Comparison of GB200 NVL72 system with a H100. Source: nvidia.com

On the whole, the GB200 NVL72 system can do 1.44 exaFLOPS of super-low-precision floating point mathematics, making it the first exascale GPU solution.

In a real world example, OpenAI training GPT-4 in 90 days with 25k A100s. It should be possible to train GPT4- in less than 2 days with a 100k GB200 NVL72 set-up.

New Precision Capabilities with Second-Generation Transformer Engine

The GB200 NVL72 uses NVIDIA's second-generation Transformer Engine to introduce advanced precision formats, including community-defined microscaling, formats such as MX-FP6, to improve both accuracy and throughput for large language models (LLMs) and Mixture-of-Experts (MoE) models.

Micro-tensor scaling uses dynamic range management and fine-grain scaling techniques to optimize performance and accuracy, enabling the use of FP4 AI. This innovation effectively doubles the performance with Blackwell’s FP4 Tensor Core and also increases parameter bandwidth to HBM memory, allowing for significantly larger next-generation models per GPU.

Conceptual framework for microscaling precision.

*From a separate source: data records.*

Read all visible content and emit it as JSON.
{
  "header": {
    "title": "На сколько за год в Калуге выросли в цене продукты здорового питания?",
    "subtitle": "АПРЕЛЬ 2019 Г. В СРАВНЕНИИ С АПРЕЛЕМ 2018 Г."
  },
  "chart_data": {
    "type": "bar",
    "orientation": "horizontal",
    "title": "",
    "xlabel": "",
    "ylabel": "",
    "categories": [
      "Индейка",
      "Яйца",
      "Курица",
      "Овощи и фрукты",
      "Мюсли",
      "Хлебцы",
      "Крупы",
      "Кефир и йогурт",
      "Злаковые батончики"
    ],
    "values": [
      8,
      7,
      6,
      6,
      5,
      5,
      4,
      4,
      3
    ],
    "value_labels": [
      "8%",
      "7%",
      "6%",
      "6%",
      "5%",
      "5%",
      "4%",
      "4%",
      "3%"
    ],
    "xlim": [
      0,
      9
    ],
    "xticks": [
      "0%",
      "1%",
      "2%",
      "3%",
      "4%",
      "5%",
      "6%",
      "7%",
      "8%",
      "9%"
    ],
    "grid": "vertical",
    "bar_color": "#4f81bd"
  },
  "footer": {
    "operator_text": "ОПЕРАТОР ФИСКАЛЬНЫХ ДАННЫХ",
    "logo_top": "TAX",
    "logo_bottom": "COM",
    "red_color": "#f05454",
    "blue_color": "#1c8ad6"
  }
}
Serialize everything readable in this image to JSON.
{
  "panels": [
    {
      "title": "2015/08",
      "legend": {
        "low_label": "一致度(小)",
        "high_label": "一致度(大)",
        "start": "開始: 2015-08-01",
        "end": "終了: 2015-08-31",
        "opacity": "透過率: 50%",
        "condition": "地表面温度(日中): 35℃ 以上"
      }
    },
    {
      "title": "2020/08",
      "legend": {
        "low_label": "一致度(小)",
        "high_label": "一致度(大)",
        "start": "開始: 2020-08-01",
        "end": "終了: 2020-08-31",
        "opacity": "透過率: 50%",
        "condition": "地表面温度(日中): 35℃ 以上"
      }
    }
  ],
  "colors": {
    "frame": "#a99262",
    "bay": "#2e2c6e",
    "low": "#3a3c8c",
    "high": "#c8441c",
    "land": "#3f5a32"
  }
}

Source: nvidia.com

The integration of TensorRT-LLM, with quantization to 4-bit precision and custom kernels, enables real-time inference on massive models with reduced hardware, energy consumption, and cost. On the training side, the second-generation Transformer Engine, combined with the Nemo Framework and Megatron-Core PyTorch library, provide unparalleled model performance through Multi-GPU parallelism techniques and fifth-generation NVLink support.

Bottom line on the GB200 NVL72

The GB200 NVL72 is unlike any datacenter rack we’ve ever seen. Its advancements in GPU architecture, memory bandwidth, and energy efficiency make it a powerful tool for tackling the most demanding AI workloads. For AI engineers, the NVL72 offers not only superior performance but also the flexibility and scalability needed to stay competitive in a fast-paced industry.